KARACHI: Day two of the conference on climate change titled ‘An Existential Challenge for Pakistan’ organised by the Pakistan Institute of International Affairs (PIIA) comprised reading of several technical papers focusing on subjects including good governance and conservation, water resources and future projections.
Speaking about good governance and conservation in the context of climate change, architect and town planner Arif Hasan said that climate change had motivated the government here to set up many centralised organisations such as the National Disaster Management Authority and Provincial Disaster Management Authorities. However they did not really have the capacity to deal with disaster situations. Then there are also mitigation and management issues regarding infrastructure and land departments.
“During the 2010 floods, I worked in areas where the floods took place and the volume of water in earlier floods was far more though the disaster was bigger in 2010. It was because the land departments were not functioning well.
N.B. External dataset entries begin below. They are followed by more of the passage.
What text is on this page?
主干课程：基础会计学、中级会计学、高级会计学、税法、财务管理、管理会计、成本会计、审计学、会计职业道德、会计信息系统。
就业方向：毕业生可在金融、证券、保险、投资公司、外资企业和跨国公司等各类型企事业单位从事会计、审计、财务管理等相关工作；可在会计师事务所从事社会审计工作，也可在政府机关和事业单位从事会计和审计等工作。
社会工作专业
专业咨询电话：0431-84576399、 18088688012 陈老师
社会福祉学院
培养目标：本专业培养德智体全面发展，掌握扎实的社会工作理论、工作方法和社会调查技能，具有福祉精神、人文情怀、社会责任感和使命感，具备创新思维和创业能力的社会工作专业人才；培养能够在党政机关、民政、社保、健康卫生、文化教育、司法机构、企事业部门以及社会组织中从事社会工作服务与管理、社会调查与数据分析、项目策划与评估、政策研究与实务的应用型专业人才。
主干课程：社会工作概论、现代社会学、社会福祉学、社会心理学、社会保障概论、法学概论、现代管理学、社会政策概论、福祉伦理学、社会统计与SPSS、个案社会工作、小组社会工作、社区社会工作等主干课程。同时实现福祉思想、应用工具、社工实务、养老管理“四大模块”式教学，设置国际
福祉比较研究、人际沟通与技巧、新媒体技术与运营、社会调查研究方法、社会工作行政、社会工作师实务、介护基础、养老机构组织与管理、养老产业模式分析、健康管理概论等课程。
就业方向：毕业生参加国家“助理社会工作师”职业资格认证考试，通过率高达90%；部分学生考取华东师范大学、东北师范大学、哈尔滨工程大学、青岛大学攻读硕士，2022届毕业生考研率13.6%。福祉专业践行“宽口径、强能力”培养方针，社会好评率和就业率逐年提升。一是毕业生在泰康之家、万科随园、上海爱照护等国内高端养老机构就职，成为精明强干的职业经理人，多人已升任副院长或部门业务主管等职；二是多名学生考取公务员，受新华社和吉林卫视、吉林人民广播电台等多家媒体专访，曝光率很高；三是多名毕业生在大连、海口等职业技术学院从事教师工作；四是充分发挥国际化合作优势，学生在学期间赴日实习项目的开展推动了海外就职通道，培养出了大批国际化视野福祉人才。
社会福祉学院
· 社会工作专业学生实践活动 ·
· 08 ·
There was no cleaning of canals, no desilting of drains, deforestation had also taken place with failure of the irrigation department in carrying out its normal functions,” he said.
“Then between 1983 and 2010, there had been much construction on the flood plains with villages and even schools there while under the law there shouldn’t be any settlements there. Then in 2011, too, it was the same story,” Mr Hasan pointed out.
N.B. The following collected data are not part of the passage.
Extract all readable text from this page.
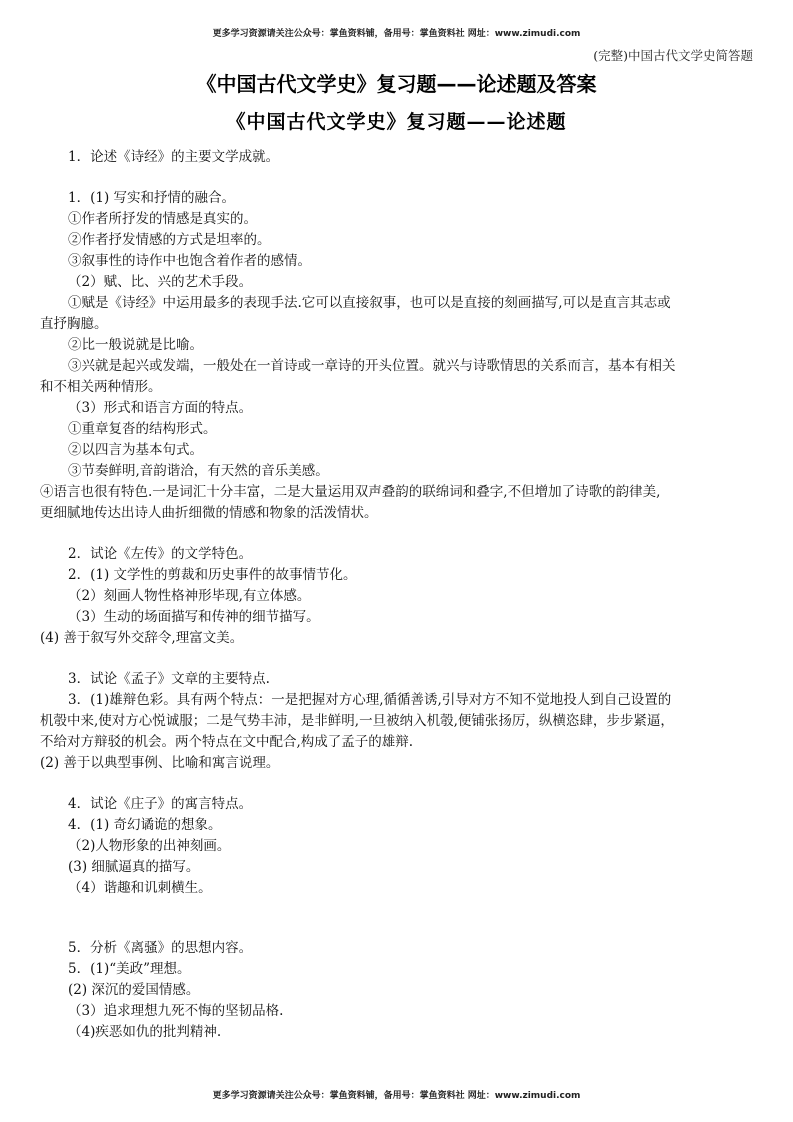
更多学习资源请关注公众号：掌鱼资料铺，备用号：掌鱼资料社 网址：www.zimudi.com
(完整)中国古代文学史简答题
《中国古代文学史》复习题——论述题及答案
《中国古代文学史》复习题——论述题
1．论述《诗经》的主要文学成就。
1．(1) 写实和抒情的融合。
①作者所抒发的情感是真实的。
②作者抒发情感的方式是坦率的。
③叙事性的诗作中也饱含着作者的感情。
（2）赋、比、兴的艺术手段。
①赋是《诗经》中运用最多的表现手法.它可以直接叙事，也可以是直接的刻画描写,可以是直言其志或
直抒胸臆。
②比一般说就是比喻。
③兴就是起兴或发端，一般处在一首诗或一章诗的开头位置。就兴与诗歌情思的关系而言，基本有相关
和不相关两种情形。
（3）形式和语言方面的特点。
①重章复沓的结构形式。
②以四言为基本句式。
③节奏鲜明,音韵谐洽，有天然的音乐美感。
④语言也很有特色.一是词汇十分丰富，二是大量运用双声叠韵的联绵词和叠字,不但增加了诗歌的韵律美,
更细腻地传达出诗人曲折细微的情感和物象的活泼情状。
2．试论《左传》的文学特色。
2．(1) 文学性的剪裁和历史事件的故事情节化。
（2）刻画人物性格神形毕现,有立体感。
（3）生动的场面描写和传神的细节描写。
(4) 善于叙写外交辞令,理富文美。
3．试论《孟子》文章的主要特点.
3．(1)雄辩色彩。具有两个特点：一是把握对方心理,循循善诱,引导对方不知不觉地投人到自己设置的
机彀中来,使对方心悦诚服；二是气势丰沛，是非鲜明,一旦被纳入机彀,便铺张扬厉，纵横恣肆，步步紧逼，
不给对方辩驳的机会。两个特点在文中配合,构成了孟子的雄辩.
(2) 善于以典型事例、比喻和寓言说理。
4．试论《庄子》的寓言特点。
4．(1) 奇幻谲诡的想象。
（2)人物形象的出神刻画。
(3) 细腻逼真的描写。
（4）谐趣和讥刺横生。
5．分析《离骚》的思想内容。
5．(1)“美政”理想。
(2) 深沉的爱国情感。
（3）追求理想九死不悔的坚韧品格.
（4)疾恶如仇的批判精神.
更多学习资源请关注公众号：掌鱼资料铺，备用号：掌鱼资料社 网址：www.zimudi.com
About the heat island effect in Karachi where over a thousand people died when the temperature went up to 42 degrees Celsius for six days in 2015, he said that earlier the city had also witnessed higher temperatures of 48 degrees Celsius and still no one had died. “So what changed? Human settlements and the nature of these settlements changed. Research by Dr Noman Ahmed of NED University shows that those rushed to hospitals at the time came from high-rises in katchi abadis where there is little ventilation so there is a need for cheap methods of insulation and ventilation,” he said.
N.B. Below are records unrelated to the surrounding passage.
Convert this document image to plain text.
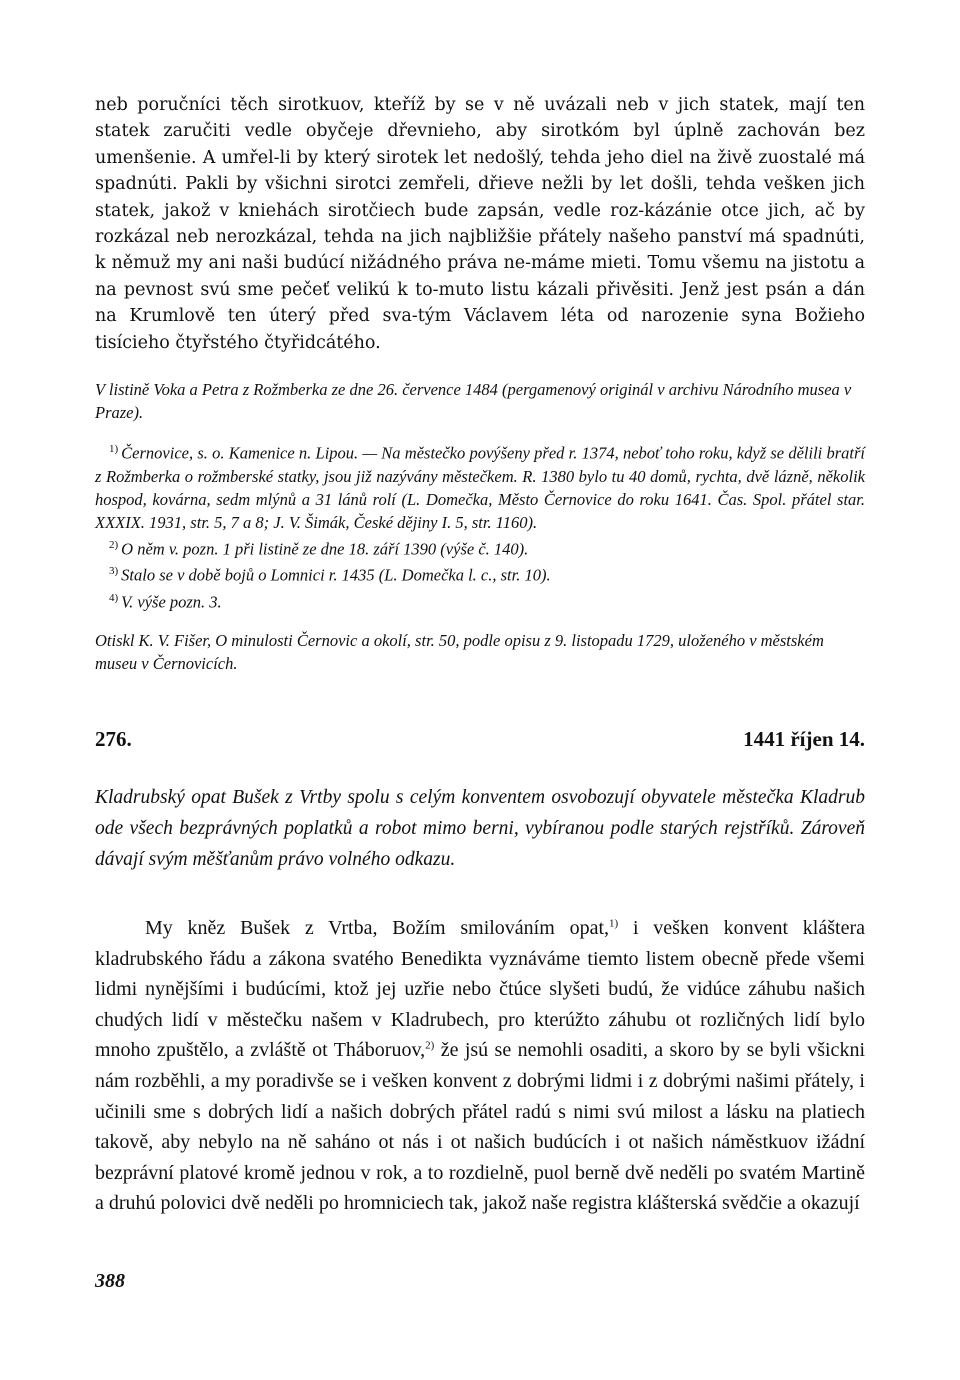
neb poručníci těch sirotkuov, kteříž by se v ně uvázali neb v jich statek, mají ten statek zaručiti vedle obyčeje dřevnieho, aby sirotkóm byl úplně zachován bez umenšenie. A umřel-li by který sirotek let nedošlý, tehda jeho diel na živě zuostalé má spadnúti. Pakli by všichni sirotci zemřeli, dřieve nežli by let došli, tehda vešken jich statek, jakož v kniehách sirotčiech bude zapsán, vedle roz-kázánie otce jich, ač by rozkázal neb nerozkázal, tehda na jich najbližšie přátely našeho panství má spadnúti, k němuž my ani naši budúcí nižádného práva ne-máme mieti. Tomu všemu na jistotu a na pevnost svú sme pečeť velikú k to-muto listu kázali přivěsiti. Jenž jest psán a dán na Krumlově ten úterý před sva-tým Václavem léta od narozenie syna Božieho tisícieho čtyřstého čtyřidcátého.

V listině Voka a Petra z Rožmberka ze dne 26. července 1484 (pergamenový originál v archivu Národního musea v Praze).

$^{1)}$ Černovice, s. o. Kamenice n. Lipou. — Na městečko povýšeny před r. 1374, neboť toho roku, když se dělili bratří z Rožmberka o rožmberské statky, jsou již nazývány městečkem. R. 1380 bylo tu 40 domů, rychta, dvě lázně, několik hospod, kovárna, sedm mlýnů a 31 lánů rolí (L. Domečka, Město Černovice do roku 1641. Čas. Spol. přátel star. XXXIX. 1931, str. 5, 7 a 8; J. V. Šimák, České dějiny I. 5, str. 1160).

$^{2)}$ O něm v. pozn. 1 při listině ze dne 18. září 1390 (výše č. 140).

$^{3)}$ Stalo se v době bojů o Lomnici r. 1435 (L. Domečka l. c., str. 10).

$^{4)}$ V. výše pozn. 3.

Otiskl K. V. Fišer, O minulosti Černovic a okolí, str. 50, podle opisu z 9. listopadu 1729, uloženého v městském museu v Černovicích.

276.	1441 říjen 14.

Kladrubský opat Bušek z Vrtby spolu s celým konventem osvobozují obyvatele městečka Kladrub ode všech bezprávných poplatků a robot mimo berni, vybíranou podle starých rejstříků. Zároveň dávají svým měšťanům právo volného odkazu.

My kněz Bušek z Vrtba, Božím smilováním opat,$^{1)}$ i vešken konvent kláštera kladrubského řádu a zákona svatého Benedikta vyznáváme tiemto listem obecně přede všemi lidmi nynějšími i budúcími, ktož jej uzřie nebo čtúce slyšeti budú, že vidúce záhubu našich chudých lidí v městečku našem v Kladrubech, pro kterúžto záhubu ot rozličných lidí bylo mnoho zpuštělo, a zvláště ot Tháboruov,$^{2)}$ že jsú se nemohli osaditi, a skoro by se byli všickni nám rozběhli, a my poradivše se i vešken konvent z dobrými lidmi i z dobrými našimi přátely, i učinili sme s dobrých lidí a našich dobrých přátel radú s nimi svú milost a lásku na platiech takově, aby nebylo na ně saháno ot nás i ot našich budúcích i ot našich náměstkuov ižádní bezprávní platové kromě jednou v rok, a to rozdielně, puol berně dvě neděli po svatém Martině a druhú polovici dvě neděli po hromniciech tak, jakož naše registra klášterská svědčie a okazují

388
He also said that Pakistan had spent lots of money in developing infrastructure but not much for maintenance.
Dr Mohammad Zia Hashmi, head of the water section of the Global Change Impact Studies Centre (GCISC) in Islamabad spoke about the ‘Impact of climate change on Pakistan’s water resources from the mountains to the sea’. Looking at the journey of water from the snowy and glacier-rich northern mountainous part of the country to the confluence of the Indus River with the Arabian Sea at the endangered Indus River delta, he said that basically everything was about water. “If we can think of water in a better way, we can handle climate change in a better way, too,” he said.
Dr Mohammad Mansha, director, Earth Sciences, Pakistan Space and Upper Atmosphere Research Commission, had several climate predictions such as floods, droughts, cyclones, about which he said that they were expected to increase in frequency and severity in the coming decades.
Speaking about priorities in the face of climate change, Dr Shahbaz Mehmood, head of the Climatology and Environment Section at GCISC, said that Pakistan for almost the last decade had consistently been ranked among the top 10 countries most affected by climate change. “The major climate change-related concerns of Pakistan include increased risk of extreme climate events, increased monsoon variability, food insecurity, health risks and rising sea levels. He also said that the mean annual temperature over Pakistan has increased with a greater increase in Sindh and Balochistan.
Adil Najam, dean, Frederick S. Pardee School of Global Studies, Boston University, USA, spoke about ‘Pakistan in the age of adaptation’. “Because the world has been unwilling and unable to respond to the great threat of global climate change in time with appropriate measures of mitigation, we are now condemned to live in what I call the ‘Age of Adaptation’,” he said. “Adaptation after all, is essential. Ignoring the impacts of climate change is no longer a luxury that any country can afford, least of all, Pakistan,” he added.
Retired General Tariq Waseem Ghazi; chairman emeritus, Pakistan Nuclear Regulatory Authority Jamshed Azim Hashmi; former member Pakistan Atomic Energy Commission Javed Iqleem and PIIA’s chairperson Dr Masuma Hasan also spoke.